Teenager's fight to lead a normal life
An 18-year-old girl is fighting for her right to access clothes shops, restaurants and cinemas with her wheelchair as she is determined to lead the same kind of life as any other teenager.
"Like others, I enjoy shopping and going out with friends. However, most of the time I end up disappointed when I realise I can't enter the premises because the only way in is by going up steps. I feel this lack of access is shameful and erodes my rights," Roberta Magri said.
A few days ago she had to give up watching a film at the Eden Century cinemas in Paceville because it was being shown in a theatre that was not suitable for wheelchair users.
The experience was the last straw for the teenager. When she got home, disappointed and angered, she wrote a letter to the Prime Minister expressing her frustration in the name of all wheelchair users.
Ms Magri has had enough of going to stores or cafes and having to turn back or wait outside because there is no ramp or it is too steep. She is also tired of trying to manoeuvre her way through bumpy pavements that force her onto the road, often pitted with potholes.
She is asking the authorities to take the issue of accessibility seriously as it is turning the lives of wheelchair users into a hectic obstacle race.
Speaking at her home in Ibrag, Ms Magri said that before going to the cinema she had phoned and was assured that the film she wanted to watch was accessible to her - only to be disappointed when she turned up. She was told she would have to get up from the wheelchair if she wanted to see the film there and a staff member offered to help her out. When she asked to stay by the door, she was not allowed due to safety regulations.
Nine of Eden's 17 cinemas are not accessible to wheelchair users. The ones that are accessible are located in the new part of the complex, which was built after the Equal Opportunities Act came into force in 2000. But Ms Magri insisted: "Don't I have the right to watch a film in a cinema because I am in a wheelchair? Do I have to be constrained as to which films I choose?"

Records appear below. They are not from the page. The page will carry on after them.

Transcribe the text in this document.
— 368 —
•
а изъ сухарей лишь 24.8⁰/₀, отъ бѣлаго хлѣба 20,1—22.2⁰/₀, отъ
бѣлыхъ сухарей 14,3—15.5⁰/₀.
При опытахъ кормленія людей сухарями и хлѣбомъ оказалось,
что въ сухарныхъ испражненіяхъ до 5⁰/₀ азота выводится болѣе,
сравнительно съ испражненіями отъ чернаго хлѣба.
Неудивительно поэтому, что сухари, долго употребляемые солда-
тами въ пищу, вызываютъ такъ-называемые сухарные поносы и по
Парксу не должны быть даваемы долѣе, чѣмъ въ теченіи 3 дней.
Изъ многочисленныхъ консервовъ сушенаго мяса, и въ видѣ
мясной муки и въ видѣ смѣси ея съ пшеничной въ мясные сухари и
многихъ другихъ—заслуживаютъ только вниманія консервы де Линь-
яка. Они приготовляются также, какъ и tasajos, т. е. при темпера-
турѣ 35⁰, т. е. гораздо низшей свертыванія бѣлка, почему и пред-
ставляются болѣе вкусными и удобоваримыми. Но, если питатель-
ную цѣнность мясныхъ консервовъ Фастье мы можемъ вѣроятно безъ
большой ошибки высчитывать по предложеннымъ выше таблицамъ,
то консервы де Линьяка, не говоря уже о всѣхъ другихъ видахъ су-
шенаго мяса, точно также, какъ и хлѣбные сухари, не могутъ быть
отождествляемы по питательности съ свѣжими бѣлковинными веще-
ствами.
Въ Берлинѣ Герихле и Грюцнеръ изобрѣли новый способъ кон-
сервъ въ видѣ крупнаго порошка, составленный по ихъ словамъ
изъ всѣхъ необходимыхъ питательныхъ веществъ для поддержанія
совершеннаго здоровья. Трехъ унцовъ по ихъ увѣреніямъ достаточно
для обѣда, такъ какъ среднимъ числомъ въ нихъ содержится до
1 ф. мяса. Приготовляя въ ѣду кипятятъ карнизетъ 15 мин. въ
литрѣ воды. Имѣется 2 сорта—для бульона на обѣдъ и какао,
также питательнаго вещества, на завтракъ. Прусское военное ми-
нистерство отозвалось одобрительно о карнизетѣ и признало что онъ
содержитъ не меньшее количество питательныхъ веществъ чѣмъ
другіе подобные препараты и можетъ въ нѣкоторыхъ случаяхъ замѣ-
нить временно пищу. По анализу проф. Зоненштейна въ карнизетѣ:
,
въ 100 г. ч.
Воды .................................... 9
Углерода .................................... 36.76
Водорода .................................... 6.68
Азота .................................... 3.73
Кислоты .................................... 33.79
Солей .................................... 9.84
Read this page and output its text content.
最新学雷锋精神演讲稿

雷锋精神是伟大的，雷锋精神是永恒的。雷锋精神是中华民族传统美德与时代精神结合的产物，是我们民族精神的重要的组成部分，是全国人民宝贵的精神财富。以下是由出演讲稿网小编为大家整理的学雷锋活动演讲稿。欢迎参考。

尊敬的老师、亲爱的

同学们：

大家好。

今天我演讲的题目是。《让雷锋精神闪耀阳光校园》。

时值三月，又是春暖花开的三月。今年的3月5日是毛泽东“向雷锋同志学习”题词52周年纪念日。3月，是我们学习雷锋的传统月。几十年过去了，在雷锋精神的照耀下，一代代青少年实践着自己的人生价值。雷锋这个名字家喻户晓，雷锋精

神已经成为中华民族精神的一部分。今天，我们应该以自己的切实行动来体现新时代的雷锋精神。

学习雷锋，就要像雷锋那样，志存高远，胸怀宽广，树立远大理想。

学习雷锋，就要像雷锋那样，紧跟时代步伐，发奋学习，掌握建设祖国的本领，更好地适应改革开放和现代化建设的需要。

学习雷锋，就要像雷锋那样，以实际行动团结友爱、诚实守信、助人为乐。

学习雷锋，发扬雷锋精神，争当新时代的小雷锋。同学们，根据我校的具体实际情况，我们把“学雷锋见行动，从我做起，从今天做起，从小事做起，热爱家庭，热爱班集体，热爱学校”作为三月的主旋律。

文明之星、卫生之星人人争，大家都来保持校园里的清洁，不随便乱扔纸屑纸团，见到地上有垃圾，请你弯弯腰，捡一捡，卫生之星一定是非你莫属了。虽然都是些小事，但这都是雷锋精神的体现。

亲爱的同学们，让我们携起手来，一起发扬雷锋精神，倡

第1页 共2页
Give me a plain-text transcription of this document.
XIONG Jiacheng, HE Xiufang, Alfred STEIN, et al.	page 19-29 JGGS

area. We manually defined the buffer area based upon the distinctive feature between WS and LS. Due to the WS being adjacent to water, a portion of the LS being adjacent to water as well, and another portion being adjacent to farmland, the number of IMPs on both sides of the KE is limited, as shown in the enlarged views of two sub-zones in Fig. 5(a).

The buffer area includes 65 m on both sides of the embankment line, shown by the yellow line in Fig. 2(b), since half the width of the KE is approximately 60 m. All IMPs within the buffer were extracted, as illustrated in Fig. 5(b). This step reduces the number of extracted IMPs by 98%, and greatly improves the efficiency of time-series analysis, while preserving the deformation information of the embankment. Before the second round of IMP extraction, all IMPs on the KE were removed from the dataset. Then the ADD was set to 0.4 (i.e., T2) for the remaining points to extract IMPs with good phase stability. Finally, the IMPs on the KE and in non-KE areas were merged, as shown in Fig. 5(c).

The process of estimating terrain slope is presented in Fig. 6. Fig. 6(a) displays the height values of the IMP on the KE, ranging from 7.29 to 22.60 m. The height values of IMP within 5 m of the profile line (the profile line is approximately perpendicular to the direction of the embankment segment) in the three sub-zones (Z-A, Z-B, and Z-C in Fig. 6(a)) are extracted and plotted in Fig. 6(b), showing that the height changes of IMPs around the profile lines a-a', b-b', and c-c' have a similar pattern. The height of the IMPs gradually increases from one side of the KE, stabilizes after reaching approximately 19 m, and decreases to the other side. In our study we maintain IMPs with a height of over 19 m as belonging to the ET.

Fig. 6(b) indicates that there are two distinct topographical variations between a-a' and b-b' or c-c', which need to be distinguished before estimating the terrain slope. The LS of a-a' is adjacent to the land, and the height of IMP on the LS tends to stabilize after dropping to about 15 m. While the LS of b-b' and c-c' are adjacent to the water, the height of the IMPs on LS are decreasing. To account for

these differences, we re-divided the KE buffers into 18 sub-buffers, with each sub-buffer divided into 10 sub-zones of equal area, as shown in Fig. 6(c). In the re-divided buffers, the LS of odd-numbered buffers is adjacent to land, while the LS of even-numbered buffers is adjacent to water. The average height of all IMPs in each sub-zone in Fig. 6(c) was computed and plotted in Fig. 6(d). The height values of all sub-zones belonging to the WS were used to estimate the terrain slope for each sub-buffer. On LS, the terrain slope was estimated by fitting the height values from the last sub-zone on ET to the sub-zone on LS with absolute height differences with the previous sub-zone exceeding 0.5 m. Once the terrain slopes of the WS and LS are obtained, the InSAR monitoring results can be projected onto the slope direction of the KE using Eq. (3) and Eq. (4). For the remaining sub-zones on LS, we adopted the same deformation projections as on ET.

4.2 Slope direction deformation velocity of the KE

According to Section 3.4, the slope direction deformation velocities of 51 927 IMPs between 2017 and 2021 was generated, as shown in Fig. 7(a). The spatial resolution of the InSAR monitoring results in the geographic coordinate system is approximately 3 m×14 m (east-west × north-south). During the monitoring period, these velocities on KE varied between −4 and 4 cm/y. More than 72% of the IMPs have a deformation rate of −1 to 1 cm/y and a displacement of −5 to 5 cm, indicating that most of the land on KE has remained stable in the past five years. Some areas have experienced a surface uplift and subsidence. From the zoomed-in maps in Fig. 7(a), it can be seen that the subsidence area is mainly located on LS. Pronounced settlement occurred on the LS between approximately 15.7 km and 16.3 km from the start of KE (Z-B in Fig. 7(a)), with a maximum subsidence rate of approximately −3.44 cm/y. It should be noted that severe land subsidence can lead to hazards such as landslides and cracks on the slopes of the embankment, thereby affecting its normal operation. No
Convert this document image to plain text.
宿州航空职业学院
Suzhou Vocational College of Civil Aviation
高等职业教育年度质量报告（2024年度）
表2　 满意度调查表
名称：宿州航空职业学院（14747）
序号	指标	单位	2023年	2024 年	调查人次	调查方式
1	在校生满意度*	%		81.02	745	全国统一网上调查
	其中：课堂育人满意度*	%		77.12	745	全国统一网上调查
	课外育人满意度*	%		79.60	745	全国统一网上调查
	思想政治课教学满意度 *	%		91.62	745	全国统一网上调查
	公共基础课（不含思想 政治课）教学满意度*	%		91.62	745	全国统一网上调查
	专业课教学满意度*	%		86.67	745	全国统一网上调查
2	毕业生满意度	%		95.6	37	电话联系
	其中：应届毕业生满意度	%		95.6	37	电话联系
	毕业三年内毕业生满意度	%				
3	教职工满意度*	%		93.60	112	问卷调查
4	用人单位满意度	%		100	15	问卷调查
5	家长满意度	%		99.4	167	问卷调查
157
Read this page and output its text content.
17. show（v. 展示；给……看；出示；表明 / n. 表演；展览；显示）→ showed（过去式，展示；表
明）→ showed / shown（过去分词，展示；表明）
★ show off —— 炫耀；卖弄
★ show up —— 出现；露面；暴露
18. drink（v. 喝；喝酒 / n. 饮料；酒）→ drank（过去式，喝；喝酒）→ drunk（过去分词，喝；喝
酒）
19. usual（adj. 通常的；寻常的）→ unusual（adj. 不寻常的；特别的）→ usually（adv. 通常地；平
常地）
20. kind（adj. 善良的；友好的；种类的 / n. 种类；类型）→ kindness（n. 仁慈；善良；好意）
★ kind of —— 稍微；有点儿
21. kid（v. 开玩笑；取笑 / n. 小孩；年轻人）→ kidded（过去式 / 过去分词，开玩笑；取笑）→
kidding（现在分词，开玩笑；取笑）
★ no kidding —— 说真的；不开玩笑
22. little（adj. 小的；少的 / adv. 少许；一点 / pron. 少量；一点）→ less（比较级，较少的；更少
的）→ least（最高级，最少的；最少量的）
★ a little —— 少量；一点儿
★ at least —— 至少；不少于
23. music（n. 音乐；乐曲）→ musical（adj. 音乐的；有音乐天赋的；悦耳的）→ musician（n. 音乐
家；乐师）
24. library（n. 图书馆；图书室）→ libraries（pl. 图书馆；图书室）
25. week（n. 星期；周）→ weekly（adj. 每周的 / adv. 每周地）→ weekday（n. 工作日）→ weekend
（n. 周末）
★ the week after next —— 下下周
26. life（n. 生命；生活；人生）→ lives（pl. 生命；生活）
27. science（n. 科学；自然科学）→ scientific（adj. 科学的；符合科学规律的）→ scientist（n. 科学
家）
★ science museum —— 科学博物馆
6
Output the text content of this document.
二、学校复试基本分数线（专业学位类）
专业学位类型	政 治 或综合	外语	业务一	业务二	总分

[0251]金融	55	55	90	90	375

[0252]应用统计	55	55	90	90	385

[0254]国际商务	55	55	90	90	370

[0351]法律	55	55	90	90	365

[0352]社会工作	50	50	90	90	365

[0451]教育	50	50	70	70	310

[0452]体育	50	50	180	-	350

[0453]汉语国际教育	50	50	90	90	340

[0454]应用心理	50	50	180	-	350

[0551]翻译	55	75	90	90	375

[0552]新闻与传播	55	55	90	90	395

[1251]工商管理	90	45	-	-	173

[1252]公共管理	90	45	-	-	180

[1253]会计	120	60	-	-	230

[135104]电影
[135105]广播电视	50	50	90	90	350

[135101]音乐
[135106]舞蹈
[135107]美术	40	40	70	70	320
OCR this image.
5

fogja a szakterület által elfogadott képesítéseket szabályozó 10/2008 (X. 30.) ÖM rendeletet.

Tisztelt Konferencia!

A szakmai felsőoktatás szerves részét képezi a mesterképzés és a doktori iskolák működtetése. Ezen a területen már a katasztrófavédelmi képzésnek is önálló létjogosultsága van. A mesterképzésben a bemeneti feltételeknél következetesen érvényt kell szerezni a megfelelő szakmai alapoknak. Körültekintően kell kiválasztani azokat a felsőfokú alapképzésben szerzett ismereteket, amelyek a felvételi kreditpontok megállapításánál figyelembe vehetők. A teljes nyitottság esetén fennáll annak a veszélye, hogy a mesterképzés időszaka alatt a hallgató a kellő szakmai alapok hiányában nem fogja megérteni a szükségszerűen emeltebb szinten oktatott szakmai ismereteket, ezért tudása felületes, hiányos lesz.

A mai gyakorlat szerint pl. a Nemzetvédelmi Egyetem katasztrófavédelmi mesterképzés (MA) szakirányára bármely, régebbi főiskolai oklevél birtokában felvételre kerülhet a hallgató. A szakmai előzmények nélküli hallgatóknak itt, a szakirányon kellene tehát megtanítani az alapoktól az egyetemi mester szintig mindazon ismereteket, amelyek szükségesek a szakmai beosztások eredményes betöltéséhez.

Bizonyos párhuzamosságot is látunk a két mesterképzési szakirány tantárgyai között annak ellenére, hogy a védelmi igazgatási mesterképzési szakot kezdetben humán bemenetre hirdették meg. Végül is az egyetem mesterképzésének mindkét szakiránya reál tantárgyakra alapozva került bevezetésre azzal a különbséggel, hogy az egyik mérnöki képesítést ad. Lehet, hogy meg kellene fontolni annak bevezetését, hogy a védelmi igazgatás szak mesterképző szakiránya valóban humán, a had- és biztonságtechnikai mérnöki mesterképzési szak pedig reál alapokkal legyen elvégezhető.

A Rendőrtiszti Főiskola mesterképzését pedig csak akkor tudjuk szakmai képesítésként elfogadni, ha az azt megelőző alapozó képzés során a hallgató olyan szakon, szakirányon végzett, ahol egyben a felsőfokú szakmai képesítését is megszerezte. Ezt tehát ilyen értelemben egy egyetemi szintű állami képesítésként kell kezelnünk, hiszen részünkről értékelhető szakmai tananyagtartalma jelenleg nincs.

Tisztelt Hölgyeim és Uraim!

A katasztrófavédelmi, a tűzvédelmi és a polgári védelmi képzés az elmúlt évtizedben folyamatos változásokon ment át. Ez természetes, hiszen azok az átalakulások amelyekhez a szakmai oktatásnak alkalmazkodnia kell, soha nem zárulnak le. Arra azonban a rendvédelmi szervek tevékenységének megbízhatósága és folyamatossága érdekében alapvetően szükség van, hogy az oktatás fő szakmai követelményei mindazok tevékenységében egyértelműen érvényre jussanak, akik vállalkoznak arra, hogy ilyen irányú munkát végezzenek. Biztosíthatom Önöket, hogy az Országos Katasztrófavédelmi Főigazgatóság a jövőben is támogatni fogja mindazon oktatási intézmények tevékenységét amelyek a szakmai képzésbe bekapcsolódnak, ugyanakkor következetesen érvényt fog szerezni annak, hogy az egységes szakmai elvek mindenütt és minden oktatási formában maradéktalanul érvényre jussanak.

The young woman stressed she would not allow her disability to take over her life.
"People often complain and don't do anything about it. I decided to try and do something, so I wrote this letter... I hope that it will not fall on deaf ears."
The chairman of the National Commission for People with a Disability, Joseph Camilleri, said the letter had been forwarded to him by the Prime Minister's office and the commission would be looking into Ms Magri's complaints.
The issue will be discussed during a meeting of the commission's legal unit tomorrow. However, he explained that buildings built before the Act came into force were not bound to ensure wheelchair access.
Mr Camilleri added that, according to an agreement with the Malta Environment and Planning Authority, the commission was to vet buildings "of major use" for accessibility.
However, he said, not all plans were forwarded to the commission for vetting. Also, due to a lack of resources, the commission was not always able to ensure that buildings were built according to the approved plan.
Ms Magri's cry to developers is to keep people like her in mind: "These occurrences can have a negative mental impact on an individual... Without wanting to, you feel different despite the fact that you try to lead a normal life," she said.